Here are some links that provide background on the lenscorrection filter.
First, we want to establish our center of radial distortion. The values of cx and cy are the x,y coordinate percentages of the center of the radial distortion. Most times this is center, but my image it is not. It is estimated to be at the x,y coordinate 478,394 of an image that has a dimension of 1280×720. This calculates to be 0.38046875,0.547222222 for our cx,cy values respectively. The math is x/1280=cx and y/720=cy
ffplay -i /home/local/Desktop/DeFish/Images/MINI0016_DeFish_37.png -vf "lenscorrection=cx=0.38:cy=0.54:k1=-0.227:k2=-0.022"
Now my correction is more centered for my particular setup. Next we’ll look at the quadratic k1 and double quadratic k2 values. One of the easiest methods I found to determine these values is to script through a range of values and pick out the best results. This script creates a series of images that have the filter applied at different values.

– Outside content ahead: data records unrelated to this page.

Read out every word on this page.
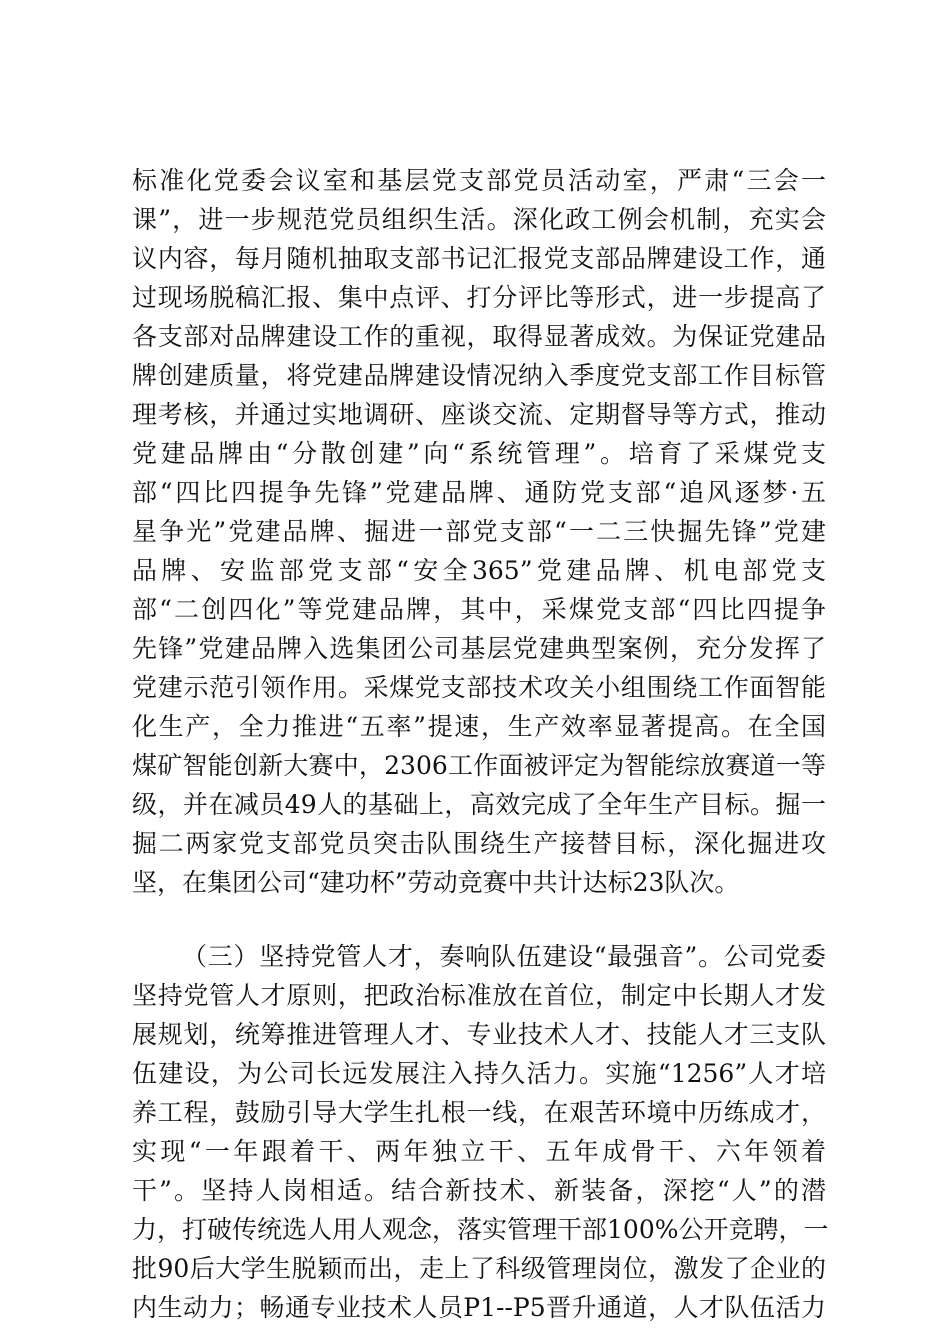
标准化党委会议室和基层党支部党员活动室，严肃“三会一
课”，进一步规范党员组织生活。深化政工例会机制，充实会
议内容，每月随机抽取支部书记汇报党支部品牌建设工作，通
过现场脱稿汇报、集中点评、打分评比等形式，进一步提高了
各支部对品牌建设工作的重视，取得显著成效。为保证党建品
牌创建质量，将党建品牌建设情况纳入季度党支部工作目标管
理考核，并通过实地调研、座谈交流、定期督导等方式，推动
党建品牌由“分散创建”向“系统管理”。培育了采煤党支
部“四比四提争先锋”党建品牌、通防党支部“追风逐梦·五
星争光”党建品牌、掘进一部党支部“一二三快掘先锋”党建
品牌、安监部党支部“安全365”党建品牌、机电部党支
部“二创四化”等党建品牌，其中，采煤党支部“四比四提争
先锋”党建品牌入选集团公司基层党建典型案例，充分发挥了
党建示范引领作用。采煤党支部技术攻关小组围绕工作面智能
化生产，全力推进“五率”提速，生产效率显著提高。在全国
煤矿智能创新大赛中，2306工作面被评定为智能综放赛道一等
级，并在减员49人的基础上，高效完成了全年生产目标。掘一
掘二两家党支部党员突击队围绕生产接替目标，深化掘进攻
坚，在集团公司“建功杯”劳动竞赛中共计达标23队次。
（三）坚持党管人才，奏响队伍建设“最强音”。公司党委
坚持党管人才原则，把政治标准放在首位，制定中长期人才发
展规划，统筹推进管理人才、专业技术人才、技能人才三支队
伍建设，为公司长远发展注入持久活力。实施“1256”人才培
养工程，鼓励引导大学生扎根一线，在艰苦环境中历练成才，
实现“一年跟着干、两年独立干、五年成骨干、六年领着
干”。坚持人岗相适。结合新技术、新装备，深挖“人”的潜
力，打破传统选人用人观念，落实管理干部100%公开竞聘，一
批90后大学生脱颖而出，走上了科级管理岗位，激发了企业的
内生动力；畅通专业技术人员P1--P5晋升通道，人才队伍活力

count=1 while [ $count -lt 100 ] do ffmpeg -i /home/local/Desktop/DeFish/Script/MINI0016_DeFish_37.png -vf "lenscorrection=cx=0.38:cy=0.54:k1=0.0$count:k2=0.0$count" Pos_MINI0016_DeFish_$count.png ffmpeg -i /home/local/Desktop/DeFish/Script/MINI0016_DeFish_37.png -vf "lenscorrection=cx=0.38:cy=0.54:k1=-0.0$count:k2=-0.0$count" Neg_MINI0016_DeFish_$count.png count=`expr $count + 1` done
From the results, one can pick the closest setting. For me, -.067 did the trick. Now I’ll test my filter on my source video using ffplay
ffplay -i /home/local/Desktop/DeFish/MINI0016_DeFish.MOV -vf "lenscorrection=cx=0.38:cy=0.54:k1=-0.067:k2=-0.067"
Looks good, now lets convert the entire video clip.
ffmpeg -i /home/local/Desktop/MINI0016.MOV -vf "lenscorrection=cx=0.38:cy=0.54:k1=-0.067:k2=-0.067" /home/local/Desktop/DeFish/Final/Final_DeFish_MINI0016.MOV
That should do it. Your source video and fish eye distortion is specific to your rig. When attempting to remove lens distortion, determine the center of the radial distortion first. After you find that, guessing the best quadratic and double quadratic values will be much easier. Using a script is a dirty way to cheat, but it is effective.
I hope you have enjoyed this post and I still think I’ve briefly covered what FFMpeg can do. I look forward to covering more on the topic and hope you can join me.